Matrix/Norm Notaition
- prediction for example ‘i’ is given by the scalar $w^Tx_i$
- prediction for all ‘is’ is the matrix-vector product $Xw$
- residual vector $r = \hat{y} - y$
$f(w) = \sum_{i=1}^n(r_i)^2 = \sum_{i=1}^nr_ir_i = r^T r = ||r||^2 = ||Xw-y||^2$
$f(w) = \frac{1}{2}||Xw-y||^2 = \frac{1}{2}(Xw-y)^T(Xw-y)
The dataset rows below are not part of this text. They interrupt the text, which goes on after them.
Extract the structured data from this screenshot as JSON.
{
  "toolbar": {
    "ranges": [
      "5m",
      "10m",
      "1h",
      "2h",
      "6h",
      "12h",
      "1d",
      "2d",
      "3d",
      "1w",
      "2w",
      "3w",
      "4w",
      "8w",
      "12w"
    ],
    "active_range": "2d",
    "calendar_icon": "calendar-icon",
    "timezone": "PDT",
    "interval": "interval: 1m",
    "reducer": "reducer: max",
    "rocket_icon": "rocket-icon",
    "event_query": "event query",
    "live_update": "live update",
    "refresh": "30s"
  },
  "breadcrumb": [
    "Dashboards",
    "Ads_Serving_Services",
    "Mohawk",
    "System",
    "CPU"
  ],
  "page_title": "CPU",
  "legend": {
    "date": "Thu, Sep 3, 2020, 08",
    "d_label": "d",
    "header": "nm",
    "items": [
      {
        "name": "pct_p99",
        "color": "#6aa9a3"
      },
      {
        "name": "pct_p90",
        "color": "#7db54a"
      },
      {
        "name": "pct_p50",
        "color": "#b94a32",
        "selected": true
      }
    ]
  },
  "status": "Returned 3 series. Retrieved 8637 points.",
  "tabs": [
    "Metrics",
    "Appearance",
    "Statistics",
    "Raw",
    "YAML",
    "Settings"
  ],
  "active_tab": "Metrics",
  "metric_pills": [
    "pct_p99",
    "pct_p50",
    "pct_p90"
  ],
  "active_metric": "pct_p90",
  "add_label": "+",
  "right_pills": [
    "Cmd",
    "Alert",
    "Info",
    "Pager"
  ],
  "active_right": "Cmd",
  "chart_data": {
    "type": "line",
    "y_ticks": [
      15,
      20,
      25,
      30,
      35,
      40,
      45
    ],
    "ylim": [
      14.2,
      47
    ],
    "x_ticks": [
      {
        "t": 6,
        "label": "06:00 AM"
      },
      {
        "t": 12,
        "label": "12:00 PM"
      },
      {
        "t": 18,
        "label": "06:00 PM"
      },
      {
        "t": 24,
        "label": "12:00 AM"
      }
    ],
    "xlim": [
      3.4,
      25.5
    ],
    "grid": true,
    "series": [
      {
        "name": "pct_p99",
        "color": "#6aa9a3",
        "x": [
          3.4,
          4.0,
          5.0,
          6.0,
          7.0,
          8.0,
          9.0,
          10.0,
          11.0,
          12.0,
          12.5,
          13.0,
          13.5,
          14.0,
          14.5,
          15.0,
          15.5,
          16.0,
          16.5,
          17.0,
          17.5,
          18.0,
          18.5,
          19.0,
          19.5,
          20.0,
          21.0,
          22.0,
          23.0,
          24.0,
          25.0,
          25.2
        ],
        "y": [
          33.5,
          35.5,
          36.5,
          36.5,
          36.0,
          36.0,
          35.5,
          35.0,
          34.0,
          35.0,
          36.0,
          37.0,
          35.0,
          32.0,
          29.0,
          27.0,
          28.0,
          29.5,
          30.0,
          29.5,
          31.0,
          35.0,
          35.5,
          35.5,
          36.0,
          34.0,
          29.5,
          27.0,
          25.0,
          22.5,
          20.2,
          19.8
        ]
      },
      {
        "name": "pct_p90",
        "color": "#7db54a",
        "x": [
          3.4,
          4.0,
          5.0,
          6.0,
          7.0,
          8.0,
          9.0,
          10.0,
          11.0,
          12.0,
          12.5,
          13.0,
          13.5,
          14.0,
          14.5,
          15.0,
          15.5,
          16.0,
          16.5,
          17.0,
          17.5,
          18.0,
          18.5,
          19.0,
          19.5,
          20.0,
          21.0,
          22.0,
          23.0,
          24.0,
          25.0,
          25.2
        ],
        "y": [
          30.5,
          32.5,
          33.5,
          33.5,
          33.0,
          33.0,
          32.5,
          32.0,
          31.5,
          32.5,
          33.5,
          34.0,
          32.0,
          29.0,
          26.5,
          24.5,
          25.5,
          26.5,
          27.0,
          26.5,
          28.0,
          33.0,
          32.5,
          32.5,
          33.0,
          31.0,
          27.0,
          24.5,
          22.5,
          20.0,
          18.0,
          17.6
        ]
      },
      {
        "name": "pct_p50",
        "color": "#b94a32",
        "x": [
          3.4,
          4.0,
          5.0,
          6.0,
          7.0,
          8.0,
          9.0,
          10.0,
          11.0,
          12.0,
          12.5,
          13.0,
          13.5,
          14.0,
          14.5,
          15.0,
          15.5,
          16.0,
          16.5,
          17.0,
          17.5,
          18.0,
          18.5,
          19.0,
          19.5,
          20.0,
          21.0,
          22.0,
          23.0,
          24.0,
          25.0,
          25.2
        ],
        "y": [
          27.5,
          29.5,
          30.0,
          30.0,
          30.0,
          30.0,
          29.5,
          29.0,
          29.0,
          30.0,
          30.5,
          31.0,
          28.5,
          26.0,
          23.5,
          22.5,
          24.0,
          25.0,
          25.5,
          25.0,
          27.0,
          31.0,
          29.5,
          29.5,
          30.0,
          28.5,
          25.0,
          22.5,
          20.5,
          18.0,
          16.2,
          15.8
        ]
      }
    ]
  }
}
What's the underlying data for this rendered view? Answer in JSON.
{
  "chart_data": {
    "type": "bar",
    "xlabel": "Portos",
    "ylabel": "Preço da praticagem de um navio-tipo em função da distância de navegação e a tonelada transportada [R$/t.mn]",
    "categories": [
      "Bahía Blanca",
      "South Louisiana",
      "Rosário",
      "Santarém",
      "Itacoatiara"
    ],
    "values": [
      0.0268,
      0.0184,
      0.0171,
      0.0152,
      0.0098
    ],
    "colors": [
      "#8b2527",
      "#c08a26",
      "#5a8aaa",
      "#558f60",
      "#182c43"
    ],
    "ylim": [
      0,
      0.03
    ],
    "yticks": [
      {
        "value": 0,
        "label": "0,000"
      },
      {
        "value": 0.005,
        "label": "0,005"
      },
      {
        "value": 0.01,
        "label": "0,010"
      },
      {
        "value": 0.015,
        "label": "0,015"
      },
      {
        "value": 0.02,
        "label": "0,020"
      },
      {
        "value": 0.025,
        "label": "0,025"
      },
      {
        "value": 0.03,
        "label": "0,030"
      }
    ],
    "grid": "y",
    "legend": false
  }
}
= \frac{1}{2}w^TX^TXw - w^TX^Ty+ \frac{1}{2}y^Ty
= \frac{1}{2}w^TAw - w^Tb + c$
$\nabla[\frac{1}{2}w^TAw] = Aw(if \space A \space is \space symmetric)$
$\nabla f(w) = Aw - b = 0 \Rightarrow X^TXw - X^Ty = 0\Rightarrow X^TXw = X^Ty$
Least Squares Cost - solve $X^TXw=X^Ty$
- Form $X^TY$: $O(nd)$ - it has d elements, each is an inner product between n numbers
- Form $X^TX$: $O(nd^2)$ - it has d**2 elements, each is an inner product between n numbers
- Solve d*d equation $O(d^3)$
- Overall $O(nd^2) + O(d^3)$
y-Intercept
\[X = \begin{bmatrix} -0.1\\ 0.3\\ 0.2\\ \end{bmatrix}\] \[Z = \begin{bmatrix} 1 & -0.1\\ 1 &0.3\\ 1 & 0.2\\ \end{bmatrix}\]Change of Basis
Like polynomial basis, replace \(X=\begin{bmatrix} x_1\\ x_2\\ \vdots x_n \end{bmatrix}\) with \(Z = \begin{bmatrix} 1 & x_1 & x_1^2 \dots & x_1^p \\ 1 & x_2 & x_2^2 \dots & x_2^p \\ \vdots & \vdots & \dots & \vdots\\ 1 & x_n & x_n^2 \dots & x_n^p \\ \end{bmatrix}\)